Seit Beginn der Pandemie hat das Institut für Rechtsmedizin des UKE 735 Todesfälle analysiert, die in Zusammenhang mit dem Coronavirus stehen. Das UKE forschte im Auftrag der Sozialbehörde. Der Leiter der Rechtsmedizin beschreibt dies als „politischen Kraftakt“. „618 Fälle können wir sicher als COVID-Sterbefall einordnen“, so Prof. Dr. Benjamin Ondruschka, Direktor des Instituts für Rechtsmedizin des UKE. Es sind also 84 Prozent der untersuchten Fälle AN Corona gestorben. Rund zwei Drittel der Menschen sind während der zweiten Welle ab Oktober gestorben, die meisten jedoch im Dezember. Die meisten Infizierten starben an einer Pneumonie oder an den Folgen einer Thrombose, die auf die Corona-Infektion zurückzuführen ist. Nur in sieben Prozent der Fälle steht die Todesursache nicht im Zusammenhang mit der Viruserkrankung – diese sind MIT dem Virus gestorben. „Das waren Herzinfarkte, Lebererkrankungen oder Entzündungskonstellationen – vollkommen unabhängig vom Virus.[...] Nur in einem Prozent der gesamten untersuchten Fälle konnte keine Vorerkrankung festgestellt werden.“
Viele der Toten hatten Vorerkrankungen - die führten aber nicht zum Tod
Die Menschen aus Hamburg, die an einer Corona-Infektion gestorben sind, waren durchschnittlich 83 Jahre alt. 75 Prozent aller Todesopfer waren älter als 76 Jahre. Es verstarben durchschnittlich mehr Männer als Frauen. Die Männer waren aber im Vergleich etwas jünger. Nur sieben Personen waren zum Todeszeitpunkt unter 50 Jahre alt. „Der jüngste Verstorbene in Hamburg war 29 Jahre alt, der älteste 100“, so Prof. Dr. Benjamin Ondruschka. Kinder oder Jugendliche wurden nicht untersucht. Zu den häufigsten Vorerkrankungen zählen, laut der Auswertung, Bluthochdruck, eine chronische Niereninsuffizienz oder eine chronische Lungenerkrankung. Eine Vorerkrankung wurde öfter bei den Verstorbenen nachgewiesen: Rund 20% der Untersuchten waren krankhaft übergewichtig.

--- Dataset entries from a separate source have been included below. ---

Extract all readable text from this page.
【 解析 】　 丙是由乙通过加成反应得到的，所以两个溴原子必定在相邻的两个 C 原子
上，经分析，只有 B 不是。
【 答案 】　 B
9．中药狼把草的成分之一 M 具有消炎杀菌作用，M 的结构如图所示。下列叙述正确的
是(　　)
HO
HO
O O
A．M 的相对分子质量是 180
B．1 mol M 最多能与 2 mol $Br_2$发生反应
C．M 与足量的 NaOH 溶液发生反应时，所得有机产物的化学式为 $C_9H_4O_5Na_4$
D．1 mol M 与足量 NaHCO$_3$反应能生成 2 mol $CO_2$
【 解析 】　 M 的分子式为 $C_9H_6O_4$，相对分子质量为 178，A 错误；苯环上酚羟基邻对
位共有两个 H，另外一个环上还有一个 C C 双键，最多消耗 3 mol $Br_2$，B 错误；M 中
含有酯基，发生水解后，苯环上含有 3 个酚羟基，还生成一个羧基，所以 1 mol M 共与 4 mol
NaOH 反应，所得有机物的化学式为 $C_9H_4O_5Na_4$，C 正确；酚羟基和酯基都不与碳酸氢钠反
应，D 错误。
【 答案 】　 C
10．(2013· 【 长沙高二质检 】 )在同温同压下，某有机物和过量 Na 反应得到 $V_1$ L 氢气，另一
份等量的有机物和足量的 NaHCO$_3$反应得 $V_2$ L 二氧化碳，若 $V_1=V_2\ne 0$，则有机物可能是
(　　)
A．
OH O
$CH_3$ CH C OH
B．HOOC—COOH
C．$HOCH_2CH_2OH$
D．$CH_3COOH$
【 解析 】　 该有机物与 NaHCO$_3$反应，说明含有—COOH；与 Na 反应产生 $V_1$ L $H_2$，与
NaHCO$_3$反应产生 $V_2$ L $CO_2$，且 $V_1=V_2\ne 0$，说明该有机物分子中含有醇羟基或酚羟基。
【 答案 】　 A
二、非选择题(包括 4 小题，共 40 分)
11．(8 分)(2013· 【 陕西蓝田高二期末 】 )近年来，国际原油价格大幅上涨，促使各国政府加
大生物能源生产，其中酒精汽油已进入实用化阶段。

Therapieumstellung in der zweiten Corona-Welle
Durch die Studien des UKE wurde im Laufe der Zeit die Therapie von Coronapatienten umgestellt. Die Behandlung mit Blutverdünnungsmitteln zeigt in der zweiten Welle Erfolge: „In der statistischen Auswertung zeigten sich aber längere Überlebenszeiten seit der erfolgten Therapieumstellung. Das ist ein wichtiger Erfolg der gemeinsamen Forschung und unterstreicht die Bedeutung der Rechtsmedizin für die Lebenden“, so Prof. Dr. Benjamin Ondruschka.
Professor Ondruschka dankt den Angehörigen der Hamburger Corona-Opfer, dass sie die Untersuchungen trotz ihrer Trauer zugelassen haben. Die Angehörigen mussten Zustimmungserklärungen unterschreiben. Teilweise wurde die Untersuchung von Behörden angeordnet.